Pay for procurement staff is rising faster than that of their peers in IT, personnel and finance functions, a major CIPS-backed survey has revealed.

But junior and assistant-level purchasers are paid more than 10 per cent less than their peers, leaving them comparatively worse off than in 1992.

Average purchasing pay rose by 3.4 per cent over the year, compared with the 2.7 average for other professions, according to the second Purchasing and Supply Rewards survey by CIPS and Croner Reward Group.

It offers the first year-on-year comparisons of purchasing pay and follows last year's inaugural survey, which showed that directors' salaries had risen by 123 per cent in a decade.

The average purchasing director now earns £63,700 - short of the £76,000 salary for IT directors but well ahead of their counterparts in finance, human resources, sales and marketing - none of whom average more than £60,000 - and 6.2 per cent above the average for all professions studied.

Mike Campbell, director of business development at CIPS, said organisations were increasingly seeing and rewarding the value the profession could bring.

"It's an endorsement of purchasers' professionalism as much as anything, and their ability to not only rise to the challenge of the increased pressures on their organisations, but to get their contribution recognised."

He attributed the poor pay of junior staff to the changing structure of the profession, in which technology was controlling everyday administrative tasks, and to the fact that graduates tend to enter at a higher level than previously.

Vivienne Copeland, director of Croner Reward Group, said: "It boils down to the skills in demand, and mid to senior posts are better rewarded than ever.
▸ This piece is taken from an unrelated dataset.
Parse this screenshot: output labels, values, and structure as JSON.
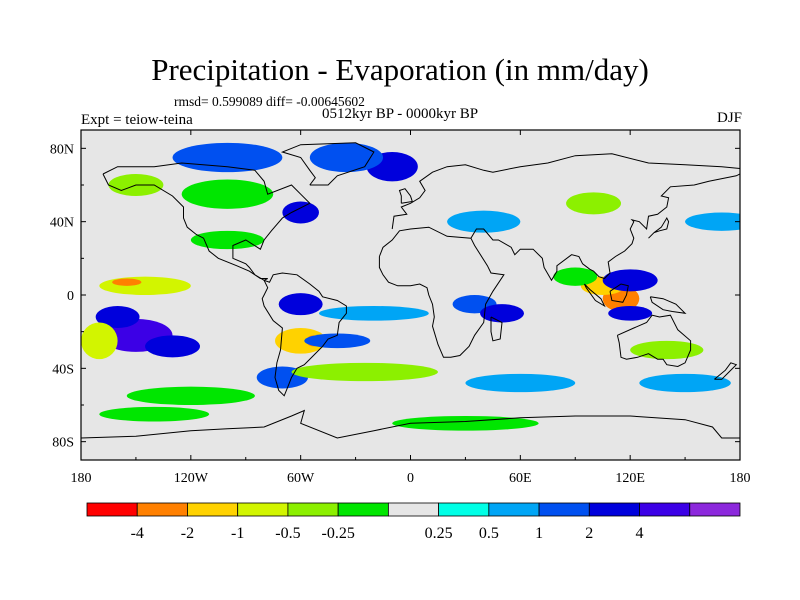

Junior positions will continue to be suited to those either not going for a career in purchasing, or for those looking for a quick stepping stone to the next level."

· Public-sector purchasing salaries are catching up with those in the private sector, according to recruitment consultancy Purcon's latest supplement to its quarterly survey. Average salaries among third-tier purchasers (which include senior buyers and executives) were only £18 behind their private-sector counterparts.

Jerry Smith, director of Purcon, said the public sector was getting more serious about making procurement a profession.